A long way from Yonkers? Perhaps, and yet, with cardboard boxes, duct tape, clamps, pliers, in what Jacques Taylor would call the ‘shed-ness’ of his new work, Kessler’s Yonkers remains everywhere in evidence and although we may now doubt there were ever dairy farms next door to suburban lots, the evidence here is otherwise. Kessler’s sometimes shocking lack of ‘finish’ - a new direction - make him an outsider but, never, in any sense, naïve.
These seven works are profound meditations not only on current theory and art history, but are also, in themselves, a veritable encyclopedia of electrical and mechanical engineering from the earliest times. Kessler utilizes Geneva Mechanisms, Acme Screws, Linear Bearings, Turnbuckles, Power strips, Oilite Bushings, Micro Switches, Solenoids, Transformers, Cam Timers, CCTV Cameras in ways doubtless disturbing to their original inventors.
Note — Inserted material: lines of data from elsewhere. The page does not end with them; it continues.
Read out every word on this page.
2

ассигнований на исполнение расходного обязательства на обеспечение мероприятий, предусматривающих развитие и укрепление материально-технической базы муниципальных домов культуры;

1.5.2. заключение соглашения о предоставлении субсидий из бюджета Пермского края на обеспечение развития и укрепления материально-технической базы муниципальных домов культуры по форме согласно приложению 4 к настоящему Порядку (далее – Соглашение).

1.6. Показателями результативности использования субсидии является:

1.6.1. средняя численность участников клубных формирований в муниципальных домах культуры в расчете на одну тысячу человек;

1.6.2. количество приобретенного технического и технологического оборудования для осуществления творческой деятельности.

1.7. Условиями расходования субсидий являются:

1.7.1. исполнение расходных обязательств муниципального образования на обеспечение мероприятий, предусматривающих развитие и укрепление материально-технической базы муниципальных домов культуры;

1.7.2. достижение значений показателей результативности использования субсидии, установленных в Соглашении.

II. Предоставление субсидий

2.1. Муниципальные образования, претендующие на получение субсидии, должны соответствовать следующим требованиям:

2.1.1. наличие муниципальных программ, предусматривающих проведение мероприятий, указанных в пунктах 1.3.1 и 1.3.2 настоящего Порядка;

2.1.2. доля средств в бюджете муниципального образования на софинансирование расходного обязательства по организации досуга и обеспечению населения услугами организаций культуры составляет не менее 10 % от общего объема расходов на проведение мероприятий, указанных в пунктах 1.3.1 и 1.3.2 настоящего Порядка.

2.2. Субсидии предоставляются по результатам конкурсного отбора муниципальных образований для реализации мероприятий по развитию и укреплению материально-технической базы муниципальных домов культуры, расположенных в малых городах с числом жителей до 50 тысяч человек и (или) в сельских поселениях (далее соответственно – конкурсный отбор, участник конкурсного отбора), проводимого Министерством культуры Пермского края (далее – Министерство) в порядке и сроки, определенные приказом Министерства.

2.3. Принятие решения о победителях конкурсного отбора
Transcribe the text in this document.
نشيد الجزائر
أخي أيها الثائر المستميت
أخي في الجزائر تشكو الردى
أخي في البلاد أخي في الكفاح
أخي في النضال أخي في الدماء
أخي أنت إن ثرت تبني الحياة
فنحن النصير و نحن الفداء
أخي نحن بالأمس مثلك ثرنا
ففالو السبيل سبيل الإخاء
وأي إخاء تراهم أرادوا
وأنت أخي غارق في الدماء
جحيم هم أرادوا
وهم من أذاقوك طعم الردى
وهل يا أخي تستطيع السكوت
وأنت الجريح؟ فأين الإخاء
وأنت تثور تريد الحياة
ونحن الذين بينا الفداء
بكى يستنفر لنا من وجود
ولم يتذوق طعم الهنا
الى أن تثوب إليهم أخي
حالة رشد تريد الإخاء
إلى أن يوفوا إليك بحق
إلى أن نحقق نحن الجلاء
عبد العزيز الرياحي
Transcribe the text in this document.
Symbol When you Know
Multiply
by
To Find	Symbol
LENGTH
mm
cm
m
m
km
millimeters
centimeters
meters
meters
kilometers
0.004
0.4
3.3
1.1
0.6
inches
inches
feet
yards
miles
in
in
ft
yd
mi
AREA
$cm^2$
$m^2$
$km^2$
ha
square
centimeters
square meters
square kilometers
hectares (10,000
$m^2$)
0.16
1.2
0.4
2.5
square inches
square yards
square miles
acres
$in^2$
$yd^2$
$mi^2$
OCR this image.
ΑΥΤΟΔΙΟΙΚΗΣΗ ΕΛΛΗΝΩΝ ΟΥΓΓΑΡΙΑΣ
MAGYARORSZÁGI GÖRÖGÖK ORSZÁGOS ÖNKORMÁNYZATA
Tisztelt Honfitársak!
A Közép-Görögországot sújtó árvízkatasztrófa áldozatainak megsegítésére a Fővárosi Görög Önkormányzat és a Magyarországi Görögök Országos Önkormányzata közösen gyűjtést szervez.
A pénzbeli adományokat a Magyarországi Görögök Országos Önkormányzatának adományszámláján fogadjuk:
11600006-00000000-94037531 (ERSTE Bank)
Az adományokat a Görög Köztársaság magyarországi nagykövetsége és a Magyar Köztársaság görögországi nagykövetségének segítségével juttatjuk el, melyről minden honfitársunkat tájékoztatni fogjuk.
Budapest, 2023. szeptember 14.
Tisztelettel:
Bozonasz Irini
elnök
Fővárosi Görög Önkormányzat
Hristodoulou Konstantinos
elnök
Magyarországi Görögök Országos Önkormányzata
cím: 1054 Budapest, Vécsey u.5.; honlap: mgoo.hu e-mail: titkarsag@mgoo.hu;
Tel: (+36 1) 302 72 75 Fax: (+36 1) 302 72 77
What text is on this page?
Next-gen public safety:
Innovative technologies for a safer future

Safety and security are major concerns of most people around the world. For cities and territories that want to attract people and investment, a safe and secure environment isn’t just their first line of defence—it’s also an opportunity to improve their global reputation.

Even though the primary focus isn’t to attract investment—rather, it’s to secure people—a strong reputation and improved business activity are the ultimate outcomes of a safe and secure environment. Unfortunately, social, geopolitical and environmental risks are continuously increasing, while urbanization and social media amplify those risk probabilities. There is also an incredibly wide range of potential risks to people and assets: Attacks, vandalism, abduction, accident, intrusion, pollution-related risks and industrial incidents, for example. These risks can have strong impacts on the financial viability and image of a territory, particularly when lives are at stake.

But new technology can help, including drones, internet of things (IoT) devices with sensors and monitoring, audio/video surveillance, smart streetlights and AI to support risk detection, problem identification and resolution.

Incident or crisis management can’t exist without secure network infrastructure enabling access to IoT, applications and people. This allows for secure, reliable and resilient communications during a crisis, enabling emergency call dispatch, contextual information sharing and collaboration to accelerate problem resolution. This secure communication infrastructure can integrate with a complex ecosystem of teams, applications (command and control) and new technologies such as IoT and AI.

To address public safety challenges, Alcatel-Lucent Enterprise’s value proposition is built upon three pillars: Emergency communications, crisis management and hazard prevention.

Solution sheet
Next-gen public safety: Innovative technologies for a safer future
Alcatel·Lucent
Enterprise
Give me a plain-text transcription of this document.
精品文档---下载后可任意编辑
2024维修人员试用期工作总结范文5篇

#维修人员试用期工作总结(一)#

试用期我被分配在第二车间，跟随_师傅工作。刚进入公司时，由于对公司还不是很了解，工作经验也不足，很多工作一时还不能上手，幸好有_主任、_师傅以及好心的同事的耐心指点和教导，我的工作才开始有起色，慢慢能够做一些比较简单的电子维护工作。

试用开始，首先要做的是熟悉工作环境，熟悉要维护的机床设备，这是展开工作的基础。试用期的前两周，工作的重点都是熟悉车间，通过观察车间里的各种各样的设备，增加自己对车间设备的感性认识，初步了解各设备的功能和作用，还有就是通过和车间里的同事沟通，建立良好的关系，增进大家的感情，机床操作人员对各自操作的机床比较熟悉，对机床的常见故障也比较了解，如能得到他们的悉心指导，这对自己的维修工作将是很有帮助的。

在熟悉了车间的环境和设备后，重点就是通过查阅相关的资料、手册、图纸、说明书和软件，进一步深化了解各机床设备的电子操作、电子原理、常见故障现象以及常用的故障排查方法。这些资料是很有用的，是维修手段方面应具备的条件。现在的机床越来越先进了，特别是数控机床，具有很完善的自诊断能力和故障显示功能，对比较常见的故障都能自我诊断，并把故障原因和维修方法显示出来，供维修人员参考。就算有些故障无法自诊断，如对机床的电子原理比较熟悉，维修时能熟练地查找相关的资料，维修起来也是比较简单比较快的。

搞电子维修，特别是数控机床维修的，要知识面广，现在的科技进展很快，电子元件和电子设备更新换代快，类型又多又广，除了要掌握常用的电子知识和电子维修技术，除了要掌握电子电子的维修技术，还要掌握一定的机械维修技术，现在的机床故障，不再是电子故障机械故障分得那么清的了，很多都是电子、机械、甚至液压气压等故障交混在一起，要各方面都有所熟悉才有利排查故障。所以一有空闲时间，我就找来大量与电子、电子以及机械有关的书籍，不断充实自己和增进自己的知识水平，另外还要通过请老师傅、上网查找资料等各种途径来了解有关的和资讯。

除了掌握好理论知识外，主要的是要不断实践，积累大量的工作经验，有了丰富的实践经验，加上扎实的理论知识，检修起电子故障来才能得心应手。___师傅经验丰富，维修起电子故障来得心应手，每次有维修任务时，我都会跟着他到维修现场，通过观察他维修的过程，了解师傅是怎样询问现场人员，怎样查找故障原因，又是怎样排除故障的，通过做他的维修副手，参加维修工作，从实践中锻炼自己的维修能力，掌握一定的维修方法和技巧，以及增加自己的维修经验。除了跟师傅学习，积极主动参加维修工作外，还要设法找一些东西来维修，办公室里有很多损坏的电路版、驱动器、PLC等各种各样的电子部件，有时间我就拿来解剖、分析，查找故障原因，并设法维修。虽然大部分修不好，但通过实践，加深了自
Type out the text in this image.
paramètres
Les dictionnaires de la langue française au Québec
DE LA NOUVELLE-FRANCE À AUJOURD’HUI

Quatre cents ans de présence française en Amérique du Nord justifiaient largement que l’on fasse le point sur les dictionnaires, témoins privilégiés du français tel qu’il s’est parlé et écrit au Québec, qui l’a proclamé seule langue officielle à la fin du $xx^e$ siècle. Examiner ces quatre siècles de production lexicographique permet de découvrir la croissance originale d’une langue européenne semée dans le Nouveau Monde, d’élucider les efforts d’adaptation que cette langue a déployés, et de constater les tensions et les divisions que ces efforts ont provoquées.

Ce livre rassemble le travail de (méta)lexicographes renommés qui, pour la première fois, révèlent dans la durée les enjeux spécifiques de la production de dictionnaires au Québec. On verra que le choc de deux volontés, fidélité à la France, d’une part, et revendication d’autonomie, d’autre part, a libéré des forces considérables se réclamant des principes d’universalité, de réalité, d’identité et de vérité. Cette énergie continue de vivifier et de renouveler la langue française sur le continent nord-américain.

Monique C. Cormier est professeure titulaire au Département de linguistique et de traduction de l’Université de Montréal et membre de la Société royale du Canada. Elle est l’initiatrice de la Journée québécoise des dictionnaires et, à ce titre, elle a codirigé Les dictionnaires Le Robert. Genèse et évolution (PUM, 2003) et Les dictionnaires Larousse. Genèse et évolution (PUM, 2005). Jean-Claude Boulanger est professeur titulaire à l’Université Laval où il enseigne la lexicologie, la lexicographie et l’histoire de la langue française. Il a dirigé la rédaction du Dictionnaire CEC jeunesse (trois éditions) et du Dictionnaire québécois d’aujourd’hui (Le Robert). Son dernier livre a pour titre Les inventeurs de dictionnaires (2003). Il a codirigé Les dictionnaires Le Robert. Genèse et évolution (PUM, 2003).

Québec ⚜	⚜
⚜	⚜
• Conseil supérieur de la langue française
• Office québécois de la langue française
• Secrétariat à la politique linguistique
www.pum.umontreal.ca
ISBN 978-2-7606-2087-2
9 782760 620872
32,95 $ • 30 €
Glimpsing the inventory of hardware the artist has at his disposal one may be doubtful of his claim to have spent four years struggling to invent a clock mechanism first discovered in the Tang Dynasty. But it is always a mistake to underestimate Kessler and it is likewise a mistake to understand him too quickly. Was he deliberately attempting to reinvent the wheel? To which question we might wisely answer both yes and no, and it might be instructive here to reread Borges’ story Pierre Menard, where Don Quixote is rewritten word for word, thereby producing an even greater work.
Could this be an enriching way to view Kessler’s extraordinary ONE HOUR PHOTO with its tumbling twin tours and its solarized LED images? Might he also, in Williamsburg, have hand fashioned this chain link by link? Might this fastidious demanding manual replication of the manufacturing process explain his disappearance since his successful showing at MINIATURES AND MONSTROSITIES at the American Center, Paris nine years before?
All we can be sure of is that he is now back with an exhilarating body of work. Something happened to him, but what that was we may never know.
Kessler, while engaging in critiques and celebrations of modern media, is still a man with his eyes not only on the COOL STUFF of the present but on the mechanical triumphs of the past. It is therefore hardly ridiculous to see in the twin 15.2’ chains of ONE HOUR PHOTO, an homage to the clockmaker Su Song who, in the year 1090 invented a drive using a 19.5’ chain. Might Kessler have willed himself, like Pierre Menard, to create a parallel but original chain drive. Or should one, forever aware of the agri-cultural references present in ART FENCE, see ONE HOUR PHOTO as a comment on those traditional Chinese devices which moved irrigation water by means of square pallets affixed to an ‘endless’ chain?
Without fabricators, with no other assistant than a GE answering machine, this genius of duct tape and cardboard here gives us seven important pieces. In this new context, in the year of Iraq, Enron, and the invasion of Canada, the sometimes painful burns caused by Kessler’s ART FENCE might be seen not as much as a symptom of the times, but the key to our enlightenment.